Real-world safety and effectiveness of avelumab in immune-compromised (IC) and non-IC patients with Merkel cell carcinoma (MCC): Results from a prospective German registry (MCC-TRIM)

Merkelcell.org Summary

Merkel cell carcinoma (MCC) is a rare but fast-growing skin cancer that can spread to other parts of the body. One common treatment is immunotherapy, a drug that helps the immune system fight cancer. However, some people with MCC have weak immune systems (immunosuppressed) because of conditions like HIV, organ transplants, or blood cancers such as leukemia. These immunocompromised patients are usually left out of clinical trials, so doctors don’t know much about how well immunotherapy works for them.
A clinical trial in Germany from 2019–2023 looked at 54 immunocompromised and 189 healthy MCC patients who were treated with the immunotherapy drug Avelumab. About 29% of the immunocompromised patients responded to the drug, compared to 35% of the healthy ones. On average, immunocompromised patients lived 9.9 months after starting immunotherapy, while healthy patients lived 38.2 months. Both groups had similar side effects.
This study shows that immunotherapy is safe for immunocompromised MCC patients and can still help fight their MCC. Even though healthy patients had longer responses, immunocompromised patients still saw benefits. For now, immunotherapy remains the best treatment option for MCC patients with cancer that has spread, whether they are immunocompromised or not.
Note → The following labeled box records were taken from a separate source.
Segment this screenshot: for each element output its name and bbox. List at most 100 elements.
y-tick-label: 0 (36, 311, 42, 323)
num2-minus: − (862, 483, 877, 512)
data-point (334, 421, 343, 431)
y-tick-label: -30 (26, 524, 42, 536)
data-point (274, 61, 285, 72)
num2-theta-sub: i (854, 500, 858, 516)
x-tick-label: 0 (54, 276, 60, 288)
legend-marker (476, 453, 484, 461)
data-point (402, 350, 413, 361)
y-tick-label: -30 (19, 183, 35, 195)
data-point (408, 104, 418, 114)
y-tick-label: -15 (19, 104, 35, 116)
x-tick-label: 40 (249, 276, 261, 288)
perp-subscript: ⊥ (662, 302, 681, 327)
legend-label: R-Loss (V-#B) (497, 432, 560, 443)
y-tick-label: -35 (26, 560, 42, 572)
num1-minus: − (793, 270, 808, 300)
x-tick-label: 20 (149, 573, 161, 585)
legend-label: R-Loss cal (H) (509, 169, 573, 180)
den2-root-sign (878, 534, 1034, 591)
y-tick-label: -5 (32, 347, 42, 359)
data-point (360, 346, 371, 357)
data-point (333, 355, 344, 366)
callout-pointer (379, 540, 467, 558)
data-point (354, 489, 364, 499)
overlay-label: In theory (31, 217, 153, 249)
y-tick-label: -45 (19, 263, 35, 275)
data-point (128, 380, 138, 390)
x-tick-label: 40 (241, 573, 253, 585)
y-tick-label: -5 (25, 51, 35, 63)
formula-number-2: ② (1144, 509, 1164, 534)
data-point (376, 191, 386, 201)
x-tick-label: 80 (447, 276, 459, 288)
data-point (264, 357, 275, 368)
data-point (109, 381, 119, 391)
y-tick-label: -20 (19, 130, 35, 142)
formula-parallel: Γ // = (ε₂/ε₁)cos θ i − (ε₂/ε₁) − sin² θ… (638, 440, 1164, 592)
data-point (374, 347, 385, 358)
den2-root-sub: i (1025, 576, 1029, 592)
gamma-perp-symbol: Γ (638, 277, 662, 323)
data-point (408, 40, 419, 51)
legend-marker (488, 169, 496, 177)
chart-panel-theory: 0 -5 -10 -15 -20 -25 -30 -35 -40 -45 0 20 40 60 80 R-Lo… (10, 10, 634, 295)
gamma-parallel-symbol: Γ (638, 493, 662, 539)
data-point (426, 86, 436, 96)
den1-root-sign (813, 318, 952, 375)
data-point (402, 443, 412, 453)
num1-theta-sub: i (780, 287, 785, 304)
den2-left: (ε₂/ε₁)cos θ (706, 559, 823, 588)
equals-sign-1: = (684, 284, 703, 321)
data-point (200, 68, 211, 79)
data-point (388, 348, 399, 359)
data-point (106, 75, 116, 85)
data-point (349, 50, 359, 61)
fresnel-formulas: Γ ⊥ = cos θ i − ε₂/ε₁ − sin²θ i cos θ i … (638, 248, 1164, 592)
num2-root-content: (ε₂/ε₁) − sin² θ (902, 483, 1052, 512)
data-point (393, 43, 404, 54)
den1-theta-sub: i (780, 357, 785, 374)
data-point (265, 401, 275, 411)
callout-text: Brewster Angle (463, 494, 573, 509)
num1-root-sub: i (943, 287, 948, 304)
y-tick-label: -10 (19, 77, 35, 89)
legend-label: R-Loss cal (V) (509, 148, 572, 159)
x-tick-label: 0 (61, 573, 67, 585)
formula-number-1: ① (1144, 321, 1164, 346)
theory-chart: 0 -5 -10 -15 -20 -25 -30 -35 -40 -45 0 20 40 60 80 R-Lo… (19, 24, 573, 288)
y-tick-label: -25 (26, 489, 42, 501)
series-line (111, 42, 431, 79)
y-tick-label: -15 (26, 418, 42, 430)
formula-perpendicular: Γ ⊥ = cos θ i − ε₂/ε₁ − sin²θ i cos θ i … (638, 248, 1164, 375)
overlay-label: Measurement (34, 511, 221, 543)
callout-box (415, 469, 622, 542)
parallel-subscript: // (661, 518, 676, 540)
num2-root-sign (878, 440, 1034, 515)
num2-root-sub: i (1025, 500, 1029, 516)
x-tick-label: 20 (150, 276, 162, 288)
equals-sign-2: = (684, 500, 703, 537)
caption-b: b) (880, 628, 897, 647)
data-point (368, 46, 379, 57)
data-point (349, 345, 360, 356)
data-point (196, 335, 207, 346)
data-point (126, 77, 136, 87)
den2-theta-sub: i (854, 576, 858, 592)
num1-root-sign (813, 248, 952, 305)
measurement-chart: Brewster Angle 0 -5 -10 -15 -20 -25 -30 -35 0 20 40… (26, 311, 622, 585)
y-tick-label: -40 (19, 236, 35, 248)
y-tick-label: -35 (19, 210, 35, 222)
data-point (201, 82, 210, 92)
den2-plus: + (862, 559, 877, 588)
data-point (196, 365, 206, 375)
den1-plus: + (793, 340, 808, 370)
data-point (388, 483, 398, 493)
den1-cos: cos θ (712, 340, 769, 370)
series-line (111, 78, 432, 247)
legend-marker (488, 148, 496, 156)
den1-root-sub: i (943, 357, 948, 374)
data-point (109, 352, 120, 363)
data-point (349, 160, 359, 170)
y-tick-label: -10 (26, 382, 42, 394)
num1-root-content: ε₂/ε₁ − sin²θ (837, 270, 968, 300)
This study was sponsored by Merck Health Care/MerckSerono.

Abstract

Background: MCC is a rare and aggressive form of skin cancer. Avelumab was the first immunotherapy approved for patients with metastatic MCC in Europe. Immunosuppression is an established risk factor for developing MCC, but IC patients have typically been excluded from clinical trials of immunotherapies. We report an analysis of clinical characteristics, survival outcomes, and safety in IC and non-IC patients with MCC treated with avelumab in routine clinical practice in Germany. Methods: This prospective, noninterventional, multicenter, dynamic cohort study (MCC-TRIM; EUPAS25338) enrolled patients with MCC in Germany between April 2019 and September 2023. Primary data from a study-specific electronic case report form and secondary data from the German national skin cancer registry were combined. For this analysis, avelumab-treated patients were grouped as IC or non-IC based on prespecified comorbid conditions and concomitant medications. Survival outcomes with first-line avelumab treatment were assessed using the Kaplan-Meier method. Results: Among 875 patients with MCC (various disease stages) enrolled in the study, 243 were treated with avelumab, of whom 189 (77.8%) were considered non-IC and 54 (22.2%) were considered IC. Patient characteristics are summarized in the Table. At data cutoff (March 2024), median follow-up (IQR) was 14.3 months (6.4-29.4) in the non-IC subgroup and 8.9 (4.2-22.8) in the IC subgroup. In non-IC and IC subgroups, median (95% CI) overall survival from start of first-line avelumab was 38.2 (15.7-not estimable) and 9.9 (4.8-29.8) months, and median progression-free survival was 7.9 (4.0-11.6) and 4.3 (1.0-7.8) months, respectively. The incidence rate of ADRs related to avelumab was 1.01 (95% CI, 0.75-1.34) events per person-year in the non-IC subgroup and 0.71 (95% CI, 0.32-1.45) events per person-year in the IC subgroup. Conclusions: Results from this German nationwide registry showed the safe and effective use of avelumab in routine clinical practice for IC and non-IC patients with MCC.